How safe will COVID-19 vaccines be, since their development has been accelerated? What steps has the Foundation taken to address safety concerns about COVID-19 vaccines?
While the current pandemic has created urgency to work as quickly as possible to develop safe and effective therapeutics, speed and science should never be at odds, especially when ensuring safety. The Foundation, along with the global community working to develop new tools to prevent and combat COVID-19, has stressed that it is crucial that decisions to approve COVID-19 vaccines are based on the results from rigorously conducted clinical studies. The Foundation is committed to ensuring the safety of individuals who will be receiving products that we have funded. All of the research that we fund follows regulatory protocols and ethical standards for safety. Additionally, 16 life sciences companies have all committed to adhere to strict scientific and ethical standards in product development and manufacture.
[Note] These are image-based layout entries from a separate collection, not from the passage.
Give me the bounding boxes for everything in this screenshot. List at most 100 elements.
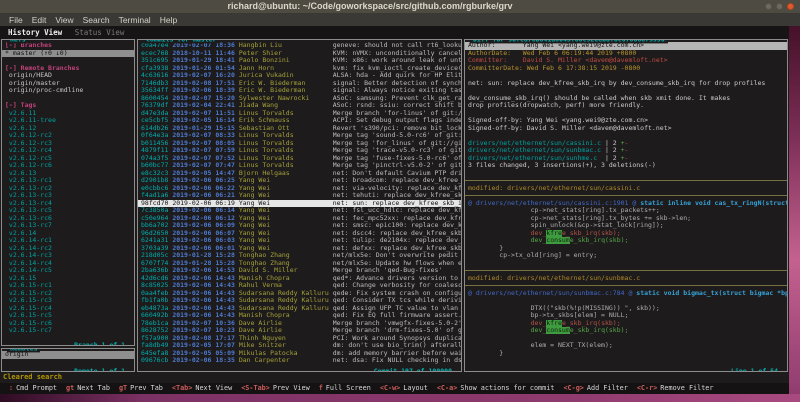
diff-line[interactable]: cp->net_stats[ring].tx_packets++; (465, 207, 787, 215)
commit-row[interactable]: 7c3850a 2019-02-06 06:14 Yang Wei net: f… (138, 207, 461, 215)
diff-line[interactable]: AuthorDate: Wed Feb 6 06:19:44 2019 +080… (465, 50, 787, 58)
commit-row[interactable]: 3703a39 2019-02-06 06:01 Yang Wei net: d… (138, 245, 461, 253)
diff-line[interactable]: Signed-off-by: David S. Miller <davem@da… (465, 125, 787, 133)
diff-line[interactable]: CommitterDate: Wed Feb 6 17:38:15 2019 -… (465, 65, 787, 73)
commit-row[interactable]: 76379df 2019-02-04 22:41 Jiada Wang ASoC… (138, 102, 461, 110)
diff-line[interactable]: drop profiles(dropwatch, perf) more frie… (465, 102, 787, 110)
menu-item-search[interactable]: Search (83, 15, 110, 25)
diff-line[interactable]: elem = NEXT_TX(elem); (465, 342, 787, 350)
diff-line[interactable]: dev_consume_skb_irq() should be called w… (465, 95, 787, 103)
commit-row[interactable]: 4c63616 2019-02-07 16:20 Jurica Vukadin … (138, 72, 461, 80)
commit-row[interactable]: e8c32c3 2019-02-05 14:47 Bjorn Helgaas n… (138, 170, 461, 178)
commit-row[interactable]: 35634ff 2019-02-06 18:39 Eric W. Biederm… (138, 87, 461, 95)
ref-item[interactable]: v2.6.14-rc3 (2, 252, 134, 260)
diff-line[interactable]: } (465, 350, 787, 358)
commit-row[interactable]: 074a3f5 2019-02-07 07:52 Linus Torvalds … (138, 155, 461, 163)
ref-section-header[interactable]: [-] Tags (2, 102, 134, 110)
ref-item[interactable]: v2.6.13-rc6 (2, 215, 134, 223)
ref-item[interactable]: v2.6.13-rc1 (2, 177, 134, 185)
diff-line[interactable]: cp->net_stats[ring].tx_bytes += skb->len… (465, 215, 787, 223)
ref-item[interactable]: v2.6.15-rc4 (2, 305, 134, 313)
ref-item[interactable]: v2.6.12-rc6 (2, 162, 134, 170)
commit-row[interactable]: fb1fa0b 2019-02-06 14:43 Sudarsana Reddy… (138, 297, 461, 305)
diff-line[interactable]: drivers/net/ethernet/sun/sunhme.c | 2 +- (465, 155, 787, 163)
menu-item-help[interactable]: Help (160, 15, 177, 25)
commit-row[interactable]: 0aa4feb 2019-02-06 14:43 Sudarsana Reddy… (138, 290, 461, 298)
menu-item-view[interactable]: View (55, 15, 73, 25)
diff-line[interactable]: bp->tx_skbs[elem] = NULL; (465, 312, 787, 320)
ref-item[interactable]: v2.6.15-rc6 (2, 320, 134, 328)
commit-row[interactable]: 218d05c 2019-01-28 15:28 Tonghao Zhang n… (138, 252, 461, 260)
window-titlebar[interactable]: richard@ubuntu: ~/Code/goworkspace/src/g… (0, 0, 800, 14)
commit-row[interactable]: 4879f11 2019-02-07 07:59 Linus Torvalds … (138, 147, 461, 155)
diff-line[interactable]: dev_consume_skb_irq(skb); (465, 327, 787, 335)
diff-line[interactable]: dev_kfree_skb_irq(skb); (465, 230, 787, 238)
commit-row[interactable]: cfa3938 2019-01-26 01:54 Jann Horn kvm: … (138, 65, 461, 73)
ref-item[interactable]: v2.6.12-rc4 (2, 147, 134, 155)
diff-line[interactable]: 3 files changed, 3 insertions(+), 3 dele… (465, 162, 787, 170)
ref-item[interactable]: v2.6.15 (2, 275, 134, 283)
commit-row[interactable]: ce5cbf5 2019-02-05 16:14 Erik Schmauss A… (138, 117, 461, 125)
ref-item[interactable]: * master (↑0 ↓0) (2, 50, 134, 58)
ref-item[interactable]: v2.6.15-rc1 (2, 282, 134, 290)
ref-item[interactable]: v2.6.11-tree (2, 117, 134, 125)
ref-item[interactable]: v2.6.13-rc5 (2, 207, 134, 215)
ref-item[interactable]: v2.6.13-rc7 (2, 222, 134, 230)
tab-history-view[interactable]: History View (8, 28, 62, 37)
commit-row[interactable]: 614db26 2019-01-29 15:15 Sebastian Ott R… (138, 125, 461, 133)
diff-line[interactable]: DTX(("skb(%!p(MISSING)) ", skb)); (465, 305, 787, 313)
commit-row[interactable]: f4ad1a6 2019-02-06 06:21 Yang Wei net: t… (138, 192, 461, 200)
tab-status-view[interactable]: Status View (75, 28, 125, 37)
commit-row[interactable]: d2901b8 2019-02-06 06:25 Yang Wei net: b… (138, 177, 461, 185)
ref-item[interactable]: v2.6.14-rc1 (2, 237, 134, 245)
ref-item[interactable]: v2.6.13-rc2 (2, 185, 134, 193)
commit-row[interactable]: 78eb1ca 2019-02-07 10:36 Dave Airlie Mer… (138, 320, 461, 328)
commit-row[interactable]: b011456 2019-02-07 08:05 Linus Torvalds … (138, 140, 461, 148)
diff-line[interactable]: @ drivers/net/ethernet/sun/cassini.c:190… (465, 200, 787, 208)
diff-line[interactable]: dev_kfree_skb_irq(skb); (465, 320, 787, 328)
diff-line[interactable]: modified: drivers/net/ethernet/sun/cassi… (465, 185, 787, 193)
ref-item[interactable]: v2.6.14-rc5 (2, 267, 134, 275)
ref-item[interactable]: v2.6.13 (2, 170, 134, 178)
commit-row[interactable]: c50e964 2019-02-06 06:12 Yang Wei net: f… (138, 215, 461, 223)
commit-row[interactable]: bb6a702 2019-02-06 06:09 Yang Wei net: s… (138, 222, 461, 230)
ref-item[interactable]: v2.6.14 (2, 230, 134, 238)
commit-row[interactable]: 8c85025 2019-02-06 14:43 Rahul Verma qed… (138, 282, 461, 290)
diff-line[interactable]: net: sun: replace dev_kfree_skb_irq by d… (465, 80, 787, 88)
commit-row[interactable]: d47e3da 2019-02-07 11:51 Linus Torvalds … (138, 110, 461, 118)
commit-row[interactable]: 660492b 2019-02-06 14:43 Manish Chopra q… (138, 312, 461, 320)
diff-line[interactable]: modified: drivers/net/ethernet/sun/sunbm… (465, 275, 787, 283)
commit-row[interactable]: eb4873a 2019-02-06 14:43 Sudarsana Reddy… (138, 305, 461, 313)
diff-line[interactable]: cp->tx_old[ring] = entry; (465, 252, 787, 260)
diff-line[interactable]: Committer: David S. Miller <davem@daveml… (465, 57, 787, 65)
commit-row[interactable]: 6241a31 2019-02-06 06:03 Yang Wei net: t… (138, 237, 461, 245)
ref-item[interactable]: origin/HEAD (2, 72, 134, 80)
ref-item[interactable]: v2.6.13-rc3 (2, 192, 134, 200)
commit-row[interactable]: 96d2650 2019-02-06 06:07 Yang Wei net: d… (138, 230, 461, 238)
ref-item[interactable]: origin/master (2, 80, 134, 88)
diff-line[interactable]: } (465, 245, 787, 253)
commit-row[interactable]: fa8db49 2019-02-05 17:07 Mike Snitzer dm… (138, 342, 461, 350)
commit-row[interactable]: 09676cb 2019-02-06 18:35 Dan Carpenter n… (138, 357, 461, 365)
commit-row[interactable]: 0f64e3a 2019-02-07 08:33 Linus Torvalds … (138, 132, 461, 140)
ref-section-header[interactable]: [-] Remote Branches (2, 65, 134, 73)
commit-row[interactable]: 2ba636b 2019-02-06 14:53 David S. Miller… (138, 267, 461, 275)
ref-item[interactable]: v2.6.15-rc3 (2, 297, 134, 305)
commit-row[interactable]: 8600454 2019-02-07 15:20 Sylwester Nawro… (138, 95, 461, 103)
ref-item[interactable]: v2.6.15-rc7 (2, 327, 134, 335)
commit-row[interactable]: b60bc77 2019-02-07 07:47 Linus Torvalds … (138, 162, 461, 170)
ref-item[interactable]: v2.6.13-rc4 (2, 200, 134, 208)
diff-line[interactable]: drivers/net/ethernet/sun/cassini.c | 2 +… (465, 140, 787, 148)
ref-item[interactable]: origin/proc-cmdline (2, 87, 134, 95)
diff-line[interactable]: spin_unlock(&cp->stat_lock[ring]); (465, 222, 787, 230)
commit-row[interactable]: 645efa8 2019-02-05 05:09 Mikulas Patocka… (138, 350, 461, 358)
ref-item[interactable]: v2.6.15-rc5 (2, 312, 134, 320)
maximize-icon[interactable] (776, 3, 783, 10)
diff-line[interactable]: dev_consume_skb_irq(skb); (465, 237, 787, 245)
commit-row[interactable]: 98fcd70 2019-02-06 06:19 Yang Wei net: s… (138, 200, 461, 208)
ref-item[interactable]: v2.6.12-rc3 (2, 140, 134, 148)
menu-item-terminal[interactable]: Terminal (119, 15, 151, 25)
commit-row[interactable]: 42d6cd6 2019-02-06 14:43 Manish Chopra q… (138, 275, 461, 283)
commit-row[interactable]: ecec768 2018-10-11 11:46 Peter Shier KVM… (138, 50, 461, 58)
ref-item[interactable]: v2.6.12 (2, 125, 134, 133)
In the U.S., a Gallup survey has found that trust in vaccines has been reducing even among those inclined towards vaccines. What is the Foundation doing to address this?
We’re concerned about how perceptions about vaccines could hinder public health efforts. Strong scientific evidence underpins the safety of vaccines, and existing vaccines have a proven track record of preventing diseases. Experts believe that vaccines will be critical to ending this pandemic and it will be important for governments and communities to work together to increase trust. We know that people everywhere are trying to figure out what’s best during this period of uncertainty and it’s becoming increasingly confusing to make decisions about health. The best thing we can do to combat misinformation about vaccines is to spread the facts, and work with local leaders and trusted community members to help increase trust in vaccines and improve vaccine uptake.